Le vent se faisait avare. On était 4 pourtant je suis le seul rescapé. Sur l’île, point de murs. Point d’obstacles. Mais le vent se faisait rare.

Le vent se faisait avare. On était 4, pourtant je suis le seul rescapé. Sur l’île, point de murs. Point d’obstacles. Mais le vent se faisait rare.

Perché sur le seul arbre qui nous nourrissait, mon frère était continuellement pris par la charge de nous éplucher des noix. Même quand nous étions rassasiés, il continuait. C’était le seul sens qu’il s’était trouvé sur notre île.

Depuis le naufrage, ma mère a fait le tour de l’île 1000 fois. C’était un îlot. Même pas. Un petit cercle qui émergeait de la mer. Ma mère tournait en rond. Cherchant une échappatoire. Aucune logique ne pouvait lui enlever la certitude qu’il y avait un passage souterrain qui aboutirait à terre ferme, à son pays natal…

Père notait les jours sur le tronc du cocotier. Comme sa vue faiblissait, il enfouissait son visage dans ce tronc et écrivait les jours, les heures, les minutes avec son petit canif. Il en était venu au point de ne plus enlever son visage de ce tronc. On aurait dit qu’il jouait à cache-cache.

Je regardais l’horizon. De temps à autre je ramassais des coquillages. J’essayais de faire passer le temps en attendant. Oui, parce que j’attendais. Et j’étais sûr qu’il allait venir. Ce navire qui allait nous sauver tous. J’étais sûr qu’il allait nous trouver. C’était la promesse qu’on nous avait donnée avant de partir : si jamais vous faites naufrage, nous viendrons à la rescousse. J’y croyais. J’étais le seul à y croire encore. Les autres avaient désespéré depuis longtemps… J’essayais d’en parler avec père, mère, frère… c’était inutile. Pour eux, ce qu’ils ne voyaient pas n’existait pas.
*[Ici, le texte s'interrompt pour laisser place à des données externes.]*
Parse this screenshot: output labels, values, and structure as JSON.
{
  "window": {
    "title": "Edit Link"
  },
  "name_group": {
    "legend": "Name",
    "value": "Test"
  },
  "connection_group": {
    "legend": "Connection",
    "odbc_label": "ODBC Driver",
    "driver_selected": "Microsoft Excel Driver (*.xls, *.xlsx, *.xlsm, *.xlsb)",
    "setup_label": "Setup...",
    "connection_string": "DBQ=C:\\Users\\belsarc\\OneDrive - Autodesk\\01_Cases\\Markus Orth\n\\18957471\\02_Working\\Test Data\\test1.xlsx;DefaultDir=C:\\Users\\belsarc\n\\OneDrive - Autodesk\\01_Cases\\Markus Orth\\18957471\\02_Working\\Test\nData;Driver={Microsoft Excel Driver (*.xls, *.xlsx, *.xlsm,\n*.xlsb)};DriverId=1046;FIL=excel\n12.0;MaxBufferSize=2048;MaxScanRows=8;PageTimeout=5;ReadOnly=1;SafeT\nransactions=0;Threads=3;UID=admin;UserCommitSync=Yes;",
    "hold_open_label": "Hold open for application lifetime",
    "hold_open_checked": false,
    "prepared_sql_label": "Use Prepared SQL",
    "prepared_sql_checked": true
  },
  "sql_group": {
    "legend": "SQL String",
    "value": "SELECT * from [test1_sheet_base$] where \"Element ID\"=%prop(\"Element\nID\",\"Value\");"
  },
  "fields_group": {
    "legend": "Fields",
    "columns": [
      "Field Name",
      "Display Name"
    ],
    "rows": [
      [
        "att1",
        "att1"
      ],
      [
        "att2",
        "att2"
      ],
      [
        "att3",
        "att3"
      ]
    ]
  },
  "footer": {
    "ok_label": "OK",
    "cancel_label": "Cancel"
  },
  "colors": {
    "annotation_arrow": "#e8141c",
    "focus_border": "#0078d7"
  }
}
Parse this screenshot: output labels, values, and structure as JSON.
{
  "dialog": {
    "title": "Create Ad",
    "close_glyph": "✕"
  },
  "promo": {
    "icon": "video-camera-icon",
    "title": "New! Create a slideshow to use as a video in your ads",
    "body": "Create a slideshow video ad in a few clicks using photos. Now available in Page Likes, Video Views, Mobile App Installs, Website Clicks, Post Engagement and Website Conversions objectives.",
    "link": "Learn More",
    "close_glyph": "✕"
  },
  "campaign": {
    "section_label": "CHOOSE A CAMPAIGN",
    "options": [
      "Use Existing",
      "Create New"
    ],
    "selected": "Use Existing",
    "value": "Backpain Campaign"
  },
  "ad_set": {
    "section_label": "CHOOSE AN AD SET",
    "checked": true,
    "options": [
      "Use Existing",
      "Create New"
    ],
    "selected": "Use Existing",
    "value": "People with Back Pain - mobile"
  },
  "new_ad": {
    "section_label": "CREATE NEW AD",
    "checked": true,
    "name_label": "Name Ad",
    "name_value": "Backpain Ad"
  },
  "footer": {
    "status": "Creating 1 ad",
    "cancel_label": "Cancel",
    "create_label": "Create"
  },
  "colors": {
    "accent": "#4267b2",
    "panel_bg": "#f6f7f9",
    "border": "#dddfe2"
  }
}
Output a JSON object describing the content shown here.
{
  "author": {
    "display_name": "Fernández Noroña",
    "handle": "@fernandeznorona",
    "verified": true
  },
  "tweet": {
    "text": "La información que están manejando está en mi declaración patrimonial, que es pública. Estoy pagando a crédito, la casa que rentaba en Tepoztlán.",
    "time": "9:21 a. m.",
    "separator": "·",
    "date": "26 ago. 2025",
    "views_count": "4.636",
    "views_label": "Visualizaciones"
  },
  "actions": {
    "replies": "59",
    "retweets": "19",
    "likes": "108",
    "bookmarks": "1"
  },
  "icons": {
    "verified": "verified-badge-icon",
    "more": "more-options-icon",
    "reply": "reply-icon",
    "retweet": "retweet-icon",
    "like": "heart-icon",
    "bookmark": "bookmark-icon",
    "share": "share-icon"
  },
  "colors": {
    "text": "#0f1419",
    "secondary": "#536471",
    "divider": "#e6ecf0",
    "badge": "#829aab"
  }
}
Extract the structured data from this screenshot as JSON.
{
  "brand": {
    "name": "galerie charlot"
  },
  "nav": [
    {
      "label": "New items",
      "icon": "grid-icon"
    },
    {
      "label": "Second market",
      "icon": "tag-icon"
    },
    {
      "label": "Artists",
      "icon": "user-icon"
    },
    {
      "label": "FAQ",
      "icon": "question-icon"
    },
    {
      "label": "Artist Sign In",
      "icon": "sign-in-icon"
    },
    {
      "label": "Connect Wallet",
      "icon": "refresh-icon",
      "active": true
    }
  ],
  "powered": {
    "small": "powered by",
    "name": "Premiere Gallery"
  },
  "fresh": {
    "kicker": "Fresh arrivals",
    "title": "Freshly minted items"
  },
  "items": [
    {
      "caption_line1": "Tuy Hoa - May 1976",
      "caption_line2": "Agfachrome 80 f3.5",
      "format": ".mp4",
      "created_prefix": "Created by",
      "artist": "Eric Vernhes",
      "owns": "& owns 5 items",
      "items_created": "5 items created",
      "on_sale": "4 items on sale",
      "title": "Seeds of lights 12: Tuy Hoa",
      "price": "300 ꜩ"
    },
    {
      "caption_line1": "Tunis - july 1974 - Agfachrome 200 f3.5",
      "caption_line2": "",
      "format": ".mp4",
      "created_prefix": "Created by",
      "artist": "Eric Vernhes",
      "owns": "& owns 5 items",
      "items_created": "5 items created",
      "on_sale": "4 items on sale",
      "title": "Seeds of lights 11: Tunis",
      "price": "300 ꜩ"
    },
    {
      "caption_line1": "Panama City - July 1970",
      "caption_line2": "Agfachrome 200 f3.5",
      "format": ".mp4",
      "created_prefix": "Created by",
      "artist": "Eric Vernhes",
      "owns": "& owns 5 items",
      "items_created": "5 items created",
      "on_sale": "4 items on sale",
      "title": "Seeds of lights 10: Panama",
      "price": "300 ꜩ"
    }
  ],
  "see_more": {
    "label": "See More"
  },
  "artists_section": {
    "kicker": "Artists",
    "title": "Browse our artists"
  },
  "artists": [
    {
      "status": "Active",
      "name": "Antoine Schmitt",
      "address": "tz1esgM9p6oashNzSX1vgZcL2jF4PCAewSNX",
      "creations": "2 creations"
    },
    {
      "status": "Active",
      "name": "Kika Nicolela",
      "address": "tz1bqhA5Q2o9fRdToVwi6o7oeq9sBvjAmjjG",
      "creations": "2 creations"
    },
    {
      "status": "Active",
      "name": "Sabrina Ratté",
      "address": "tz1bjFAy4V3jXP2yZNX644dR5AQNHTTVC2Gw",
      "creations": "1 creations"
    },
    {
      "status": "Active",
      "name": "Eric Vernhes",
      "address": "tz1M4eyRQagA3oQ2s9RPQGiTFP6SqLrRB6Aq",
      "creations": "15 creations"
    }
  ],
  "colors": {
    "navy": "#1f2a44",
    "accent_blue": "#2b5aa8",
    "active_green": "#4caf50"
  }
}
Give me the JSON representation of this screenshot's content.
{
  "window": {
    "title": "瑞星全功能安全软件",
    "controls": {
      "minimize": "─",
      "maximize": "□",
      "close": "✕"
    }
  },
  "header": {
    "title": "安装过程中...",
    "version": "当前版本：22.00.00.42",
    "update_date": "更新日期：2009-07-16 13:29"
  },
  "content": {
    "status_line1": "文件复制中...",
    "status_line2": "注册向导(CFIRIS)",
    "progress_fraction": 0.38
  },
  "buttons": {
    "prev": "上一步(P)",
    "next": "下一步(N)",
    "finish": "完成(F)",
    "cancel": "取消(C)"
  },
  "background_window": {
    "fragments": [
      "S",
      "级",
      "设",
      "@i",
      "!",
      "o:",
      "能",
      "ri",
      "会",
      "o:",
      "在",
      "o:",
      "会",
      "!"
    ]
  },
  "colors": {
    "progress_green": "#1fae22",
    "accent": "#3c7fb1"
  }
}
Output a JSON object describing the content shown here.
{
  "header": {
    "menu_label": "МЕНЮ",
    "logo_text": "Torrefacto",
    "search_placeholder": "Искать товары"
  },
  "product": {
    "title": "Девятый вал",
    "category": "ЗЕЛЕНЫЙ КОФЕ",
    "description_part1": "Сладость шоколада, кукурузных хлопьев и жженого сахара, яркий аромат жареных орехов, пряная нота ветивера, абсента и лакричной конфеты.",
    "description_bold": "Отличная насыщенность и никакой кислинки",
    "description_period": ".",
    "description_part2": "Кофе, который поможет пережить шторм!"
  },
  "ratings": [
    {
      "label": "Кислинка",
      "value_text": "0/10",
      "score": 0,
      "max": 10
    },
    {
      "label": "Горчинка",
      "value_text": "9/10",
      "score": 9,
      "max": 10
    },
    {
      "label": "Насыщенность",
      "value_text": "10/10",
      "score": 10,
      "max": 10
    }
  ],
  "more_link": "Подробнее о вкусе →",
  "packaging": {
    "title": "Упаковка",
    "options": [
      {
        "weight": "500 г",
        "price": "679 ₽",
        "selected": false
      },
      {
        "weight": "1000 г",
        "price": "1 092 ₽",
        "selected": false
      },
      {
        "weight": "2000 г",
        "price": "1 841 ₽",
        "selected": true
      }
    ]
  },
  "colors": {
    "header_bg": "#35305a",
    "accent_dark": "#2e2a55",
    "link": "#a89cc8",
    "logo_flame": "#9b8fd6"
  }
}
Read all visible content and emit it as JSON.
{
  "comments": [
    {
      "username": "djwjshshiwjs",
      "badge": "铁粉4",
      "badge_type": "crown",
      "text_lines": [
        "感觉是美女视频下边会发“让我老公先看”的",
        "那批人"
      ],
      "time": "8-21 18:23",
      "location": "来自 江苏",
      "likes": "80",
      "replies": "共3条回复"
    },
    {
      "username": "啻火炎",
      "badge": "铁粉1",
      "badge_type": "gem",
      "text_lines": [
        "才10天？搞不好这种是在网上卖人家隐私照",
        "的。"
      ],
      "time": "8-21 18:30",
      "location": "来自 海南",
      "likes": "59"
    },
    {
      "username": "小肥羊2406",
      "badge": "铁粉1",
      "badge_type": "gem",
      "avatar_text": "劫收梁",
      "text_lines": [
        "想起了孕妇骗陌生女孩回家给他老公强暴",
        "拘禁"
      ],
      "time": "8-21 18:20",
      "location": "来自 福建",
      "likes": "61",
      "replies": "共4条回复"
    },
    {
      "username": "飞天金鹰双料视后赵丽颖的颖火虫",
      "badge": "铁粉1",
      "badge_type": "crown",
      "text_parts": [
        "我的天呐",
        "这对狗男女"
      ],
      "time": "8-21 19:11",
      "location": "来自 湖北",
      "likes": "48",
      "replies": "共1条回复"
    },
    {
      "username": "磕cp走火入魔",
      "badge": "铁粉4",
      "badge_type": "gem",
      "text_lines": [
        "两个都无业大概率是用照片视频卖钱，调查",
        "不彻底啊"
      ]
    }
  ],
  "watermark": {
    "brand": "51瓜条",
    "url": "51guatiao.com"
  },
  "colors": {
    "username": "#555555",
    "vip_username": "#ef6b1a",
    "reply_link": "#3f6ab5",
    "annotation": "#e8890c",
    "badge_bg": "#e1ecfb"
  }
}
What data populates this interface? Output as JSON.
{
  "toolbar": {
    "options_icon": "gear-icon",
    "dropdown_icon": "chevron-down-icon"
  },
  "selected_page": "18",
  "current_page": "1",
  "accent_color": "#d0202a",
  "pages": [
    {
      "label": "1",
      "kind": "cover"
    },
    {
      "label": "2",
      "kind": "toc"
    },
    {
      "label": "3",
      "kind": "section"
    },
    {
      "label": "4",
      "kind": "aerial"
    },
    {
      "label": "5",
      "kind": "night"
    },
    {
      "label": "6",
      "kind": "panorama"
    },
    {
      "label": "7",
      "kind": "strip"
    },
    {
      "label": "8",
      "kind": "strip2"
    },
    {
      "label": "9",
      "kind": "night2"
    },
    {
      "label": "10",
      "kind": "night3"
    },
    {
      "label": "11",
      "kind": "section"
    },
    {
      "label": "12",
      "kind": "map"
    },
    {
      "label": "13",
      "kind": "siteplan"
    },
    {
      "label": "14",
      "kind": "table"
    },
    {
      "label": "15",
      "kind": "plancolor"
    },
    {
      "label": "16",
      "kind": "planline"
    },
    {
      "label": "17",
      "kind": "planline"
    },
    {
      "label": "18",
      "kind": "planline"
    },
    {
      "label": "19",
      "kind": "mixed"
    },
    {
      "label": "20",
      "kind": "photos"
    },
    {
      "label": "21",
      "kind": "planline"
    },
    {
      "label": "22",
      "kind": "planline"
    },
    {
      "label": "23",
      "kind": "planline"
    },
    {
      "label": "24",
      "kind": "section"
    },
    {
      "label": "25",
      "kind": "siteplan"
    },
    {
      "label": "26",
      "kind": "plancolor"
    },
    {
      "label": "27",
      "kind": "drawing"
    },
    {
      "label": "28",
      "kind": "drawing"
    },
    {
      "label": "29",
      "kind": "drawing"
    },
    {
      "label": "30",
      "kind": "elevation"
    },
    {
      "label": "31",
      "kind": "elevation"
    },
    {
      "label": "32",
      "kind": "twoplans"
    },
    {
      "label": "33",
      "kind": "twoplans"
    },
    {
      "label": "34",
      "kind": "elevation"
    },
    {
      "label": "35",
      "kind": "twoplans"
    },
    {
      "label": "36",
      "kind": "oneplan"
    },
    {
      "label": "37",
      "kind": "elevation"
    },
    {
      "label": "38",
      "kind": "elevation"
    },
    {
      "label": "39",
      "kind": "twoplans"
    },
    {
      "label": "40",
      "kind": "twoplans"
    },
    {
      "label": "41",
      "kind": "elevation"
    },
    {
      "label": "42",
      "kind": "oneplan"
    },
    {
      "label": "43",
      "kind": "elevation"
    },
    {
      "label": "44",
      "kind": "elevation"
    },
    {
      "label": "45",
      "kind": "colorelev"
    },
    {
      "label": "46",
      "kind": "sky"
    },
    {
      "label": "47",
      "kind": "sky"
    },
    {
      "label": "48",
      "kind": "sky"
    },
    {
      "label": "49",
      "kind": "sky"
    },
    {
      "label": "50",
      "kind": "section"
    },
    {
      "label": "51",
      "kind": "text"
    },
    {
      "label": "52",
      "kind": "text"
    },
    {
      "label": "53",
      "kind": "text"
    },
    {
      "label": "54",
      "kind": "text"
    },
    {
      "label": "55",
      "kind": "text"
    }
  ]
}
Ce jour-là, je me réveille en sursaut. J’entends sa sirène avant de le voir. Je me retourne vers père, essayant de l’arracher à son tronc. Il était dans une léthargie effrayante. Il ne me voyait plus, ne m’entendait plus et si j’essayais de le déplacer, il grognait et s’accrochait à son tronc. J’interpelle frère. Il me lance une noix. J’essaye de lui expliquer que le navire est là ; il me lance une deuxième noix puis il me tance de son regard et me dit : qu’irais-je faire là-bas de mieux que ce que je maîtrise ici ? Mère ! Mère m’écoutera. Je cours vers elle. Elle est en train de creuser un trou. Je lui raconte la bonne nouvelle. Elle me réprimande : ne crois plus aux chimères et viens m’aider à trouver ce tunnel au lieu de perdre ton temps. Je me défends : mais regarde, le navire, il est là ! Il arrive d’ici peu. Elle me lance un dernier regard apitoyé et continue à creuser.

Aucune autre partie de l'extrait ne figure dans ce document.